Bloomberg - The Indian government’s plan to restrict sugar exports puts a cap on the global supply of the crop from the sub-continent, while attention will turn to Brazilian crop data due later this week. India, the second-largest exporter of sugar in the world after Brazil, is set to restrict sugar exports above 10 million tons as a precautionary measure to protect its own food supplies, Bloomberg reported, citing a person familiar with the matter. Once shipments hit 9 million tons, exporters will have to apply for permits to send the remaining 1 million tons. White sugar for August delivery rose as much as 1.4% to $559.80 a ton in London. “The headline is positive for sugar prices but it doesn’t change the supply picture much as the market is expecting between 9-10 million,” said Ben Seed, an analyst at Czapp. Focus now returns to Brazil, said Michael McDougall, managing director at Paragon Global Markets LLC UNICA is expected to release its latest figures this week. There is concern on agricultural yields in Brazil, Seed said. “There is probably more downside to the crop there than upside. You also have the dynamics with the energy market with the ethanol parity,” in the country where the head of the state-run Petrobras was fired yesterday. Higher fuel prices mean more sugarcane goes to produce ethanol. White sugar is also feeling the pressure from lower capacity at refineries and “several players in the Middle East not being able to supply the market with as much sugar as they normally would,” Seed said. In other softs, coffee, cotton and cocoa slid in New York.

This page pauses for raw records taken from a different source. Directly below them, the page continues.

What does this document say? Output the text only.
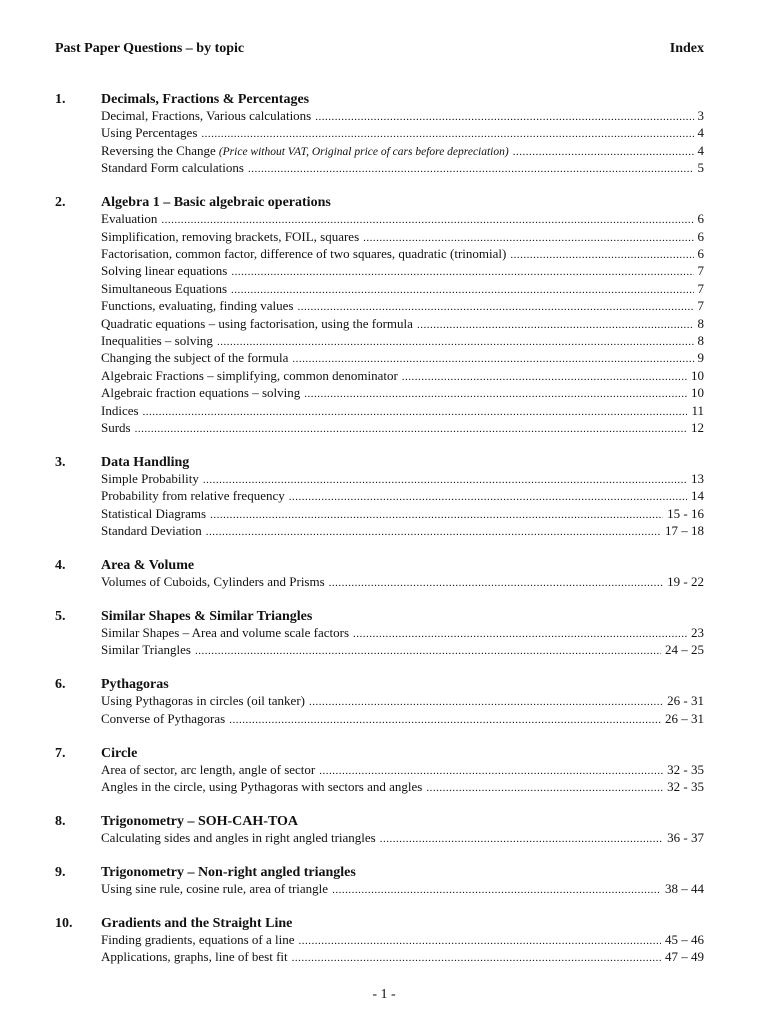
Past Paper Questions – by topic	Index
1.	Decimals, Fractions & Percentages
Decimal, Fractions, Various calculations .....	3
Using Percentages .....	4
Reversing the Change (Price without VAT, Original price of cars before depreciation) .....	4
Standard Form calculations .....	5
2.	Algebra 1 – Basic algebraic operations
Evaluation .....	6
Simplification, removing brackets, FOIL, squares .....	6
Factorisation, common factor, difference of two squares, quadratic (trinomial) .....	6
Solving linear equations .....	7
Simultaneous Equations .....	7
Functions, evaluating, finding values .....	7
Quadratic equations – using factorisation, using the formula .....	8
Inequalities – solving .....	8
Changing the subject of the formula .....	9
Algebraic Fractions – simplifying, common denominator .....	10
Algebraic fraction equations – solving .....	10
Indices .....	11
Surds .....	12
3.	Data Handling
Simple Probability .....	13
Probability from relative frequency .....	14
Statistical Diagrams .....	15 - 16
Standard Deviation .....	17 – 18
4.	Area & Volume
Volumes of Cuboids, Cylinders and Prisms .....	19 - 22
5.	Similar Shapes & Similar Triangles
Similar Shapes – Area and volume scale factors .....	23
Similar Triangles .....	24 – 25
6.	Pythagoras
Using Pythagoras in circles (oil tanker) .....	26 - 31
Converse of Pythagoras .....	26 – 31
7.	Circle
Area of sector, arc length, angle of sector .....	32 - 35
Angles in the circle, using Pythagoras with sectors and angles .....	32 - 35
8.	Trigonometry – SOH-CAH-TOA
Calculating sides and angles in right angled triangles .....	36 - 37
9.	Trigonometry – Non-right angled triangles
Using sine rule, cosine rule, area of triangle .....	38 – 44
10.	Gradients and the Straight Line
Finding gradients, equations of a line .....	45 – 46
Applications, graphs, line of best fit .....	47 – 49
- 1 -
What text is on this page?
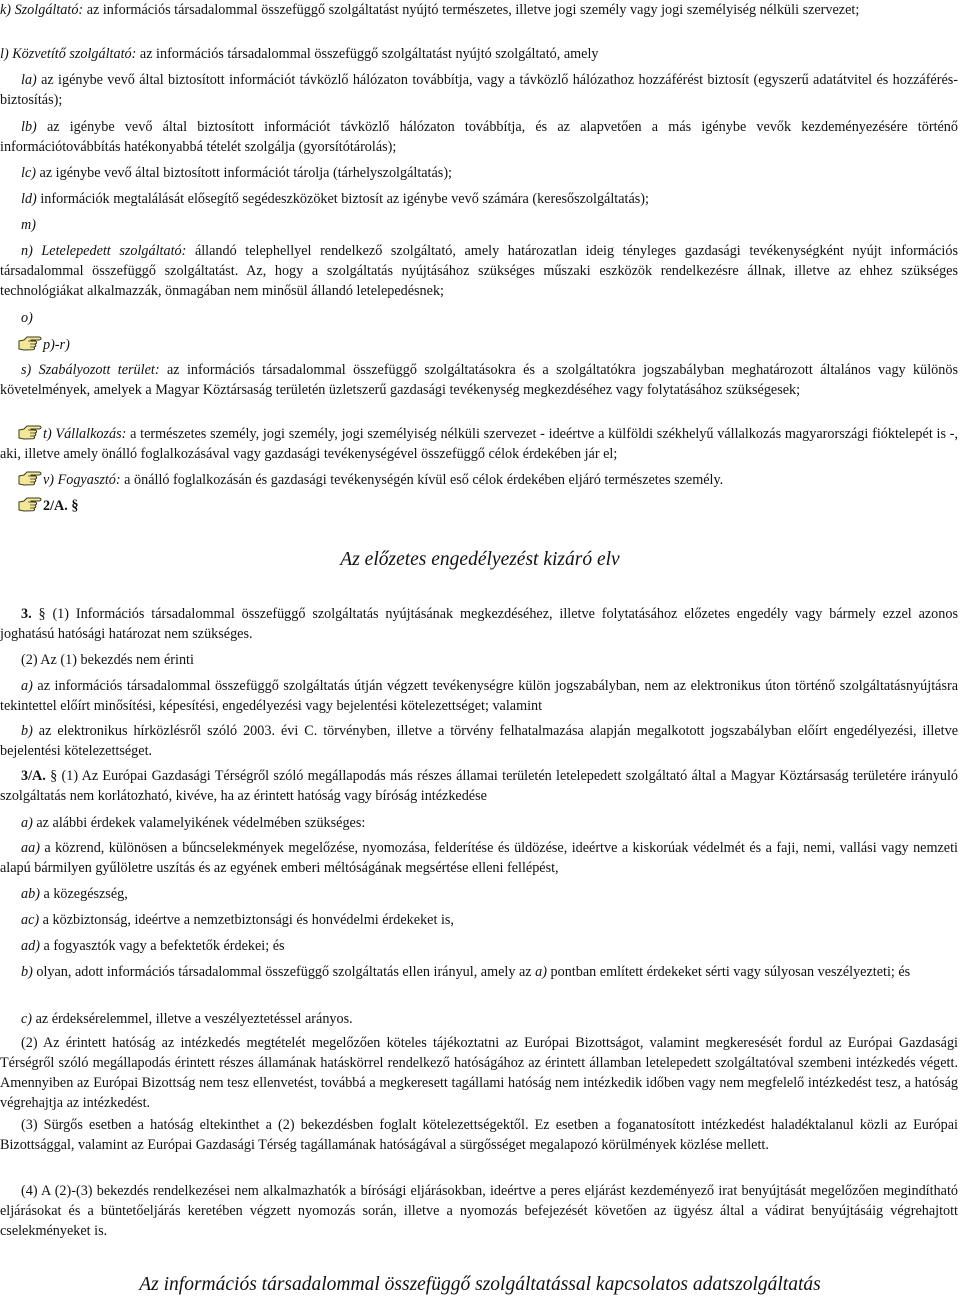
k) Szolgáltató: az információs társadalommal összefüggő szolgáltatást nyújtó természetes, illetve jogi személy vagy jogi személyiség nélküli szervezet;

l) Közvetítő szolgáltató: az információs társadalommal összefüggő szolgáltatást nyújtó szolgáltató, amely

la) az igénybe vevő által biztosított információt távközlő hálózaton továbbítja, vagy a távközlő hálózathoz hozzáférést biztosít (egyszerű adatátvitel és hozzáférés-biztosítás);

lb) az igénybe vevő által biztosított információt távközlő hálózaton továbbítja, és az alapvetően a más igénybe vevők kezdeményezésére történő információtovábbítás hatékonyabbá tételét szolgálja (gyorsítótárolás);

lc) az igénybe vevő által biztosított információt tárolja (tárhelyszolgáltatás);

ld) információk megtalálását elősegítő segédeszközöket biztosít az igénybe vevő számára (keresőszolgáltatás);

m)

n) Letelepedett szolgáltató: állandó telephellyel rendelkező szolgáltató, amely határozatlan ideig tényleges gazdasági tevékenységként nyújt információs társadalommal összefüggő szolgáltatást. Az, hogy a szolgáltatás nyújtásához szükséges műszaki eszközök rendelkezésre állnak, illetve az ehhez szükséges technológiákat alkalmazzák, önmagában nem minősül állandó letelepedésnek;

o)

p)-r)

s) Szabályozott terület: az információs társadalommal összefüggő szolgáltatásokra és a szolgáltatókra jogszabályban meghatározott általános vagy különös követelmények, amelyek a Magyar Köztársaság területén üzletszerű gazdasági tevékenység megkezdéséhez vagy folytatásához szükségesek;

t) Vállalkozás: a természetes személy, jogi személy, jogi személyiség nélküli szervezet - ideértve a külföldi székhelyű vállalkozás magyarországi fióktelepét is -, aki, illetve amely önálló foglalkozásával vagy gazdasági tevékenységével összefüggő célok érdekében jár el;

v) Fogyasztó: a önálló foglalkozásán és gazdasági tevékenységén kívül eső célok érdekében eljáró természetes személy.

2/A. §

Az előzetes engedélyezést kizáró elv

3. § (1) Információs társadalommal összefüggő szolgáltatás nyújtásának megkezdéséhez, illetve folytatásához előzetes engedély vagy bármely ezzel azonos joghatású hatósági határozat nem szükséges.

(2) Az (1) bekezdés nem érinti

a) az információs társadalommal összefüggő szolgáltatás útján végzett tevékenységre külön jogszabályban, nem az elektronikus úton történő szolgáltatásnyújtásra tekintettel előírt minősítési, képesítési, engedélyezési vagy bejelentési kötelezettséget; valamint

b) az elektronikus hírközlésről szóló 2003. évi C. törvényben, illetve a törvény felhatalmazása alapján megalkotott jogszabályban előírt engedélyezési, illetve bejelentési kötelezettséget.

3/A. § (1) Az Európai Gazdasági Térségről szóló megállapodás más részes államai területén letelepedett szolgáltató által a Magyar Köztársaság területére irányuló szolgáltatás nem korlátozható, kivéve, ha az érintett hatóság vagy bíróság intézkedése

a) az alábbi érdekek valamelyikének védelmében szükséges:

aa) a közrend, különösen a bűncselekmények megelőzése, nyomozása, felderítése és üldözése, ideértve a kiskorúak védelmét és a faji, nemi, vallási vagy nemzeti alapú bármilyen gyűlöletre uszítás és az egyének emberi méltóságának megsértése elleni fellépést,

ab) a közegészség,

ac) a közbiztonság, ideértve a nemzetbiztonsági és honvédelmi érdekeket is,

ad) a fogyasztók vagy a befektetők érdekei; és

b) olyan, adott információs társadalommal összefüggő szolgáltatás ellen irányul, amely az a) pontban említett érdekeket sérti vagy súlyosan veszélyezteti; és

c) az érdeksérelemmel, illetve a veszélyeztetéssel arányos.

(2) Az érintett hatóság az intézkedés megtételét megelőzően köteles tájékoztatni az Európai Bizottságot, valamint megkeresését fordul az Európai Gazdasági Térségről szóló megállapodás érintett részes államának hatáskörrel rendelkező hatóságához az érintett államban letelepedett szolgáltatóval szembeni intézkedés végett. Amennyiben az Európai Bizottság nem tesz ellenvetést, továbbá a megkeresett tagállami hatóság nem intézkedik időben vagy nem megfelelő intézkedést tesz, a hatóság végrehajtja az intézkedést.

(3) Sürgős esetben a hatóság eltekinthet a (2) bekezdésben foglalt kötelezettségektől. Ez esetben a foganatosított intézkedést haladéktalanul közli az Európai Bizottsággal, valamint az Európai Gazdasági Térség tagállamának hatóságával a sürgősséget megalapozó körülmények közlése mellett.

(4) A (2)-(3) bekezdés rendelkezései nem alkalmazhatók a bírósági eljárásokban, ideértve a peres eljárást kezdeményező irat benyújtását megelőzően megindítható eljárásokat és a büntetőeljárás keretében végzett nyomozás során, illetve a nyomozás befejezését követően az ügyész által a vádirat benyújtásáig végrehajtott cselekményeket is.

Az információs társadalommal összefüggő szolgáltatással kapcsolatos adatszolgáltatás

India’s expected announcement on sugar export restrictions are considerably less restrictive than headlines suggest. The planned cap of 10 million tons is below the annual export total of any year since India started producing a surplus in 2011. According to the Indian Sugar Mills Association, total exports to the year ending Sept. 22 were projected to be 9 million tons. Sugar has been climbing this year on fears that frost in Brazil, by far the world’s largest exporter, would hurt production. There is also a risk to sugar supply from high oil prices as producers switch to ethanol production rather than sweetener. While India’s move will not be the major driver of sugar prices, it does point to the continuing trend towards agricultural resource nationalism that is a risk to global supplies of key commodities.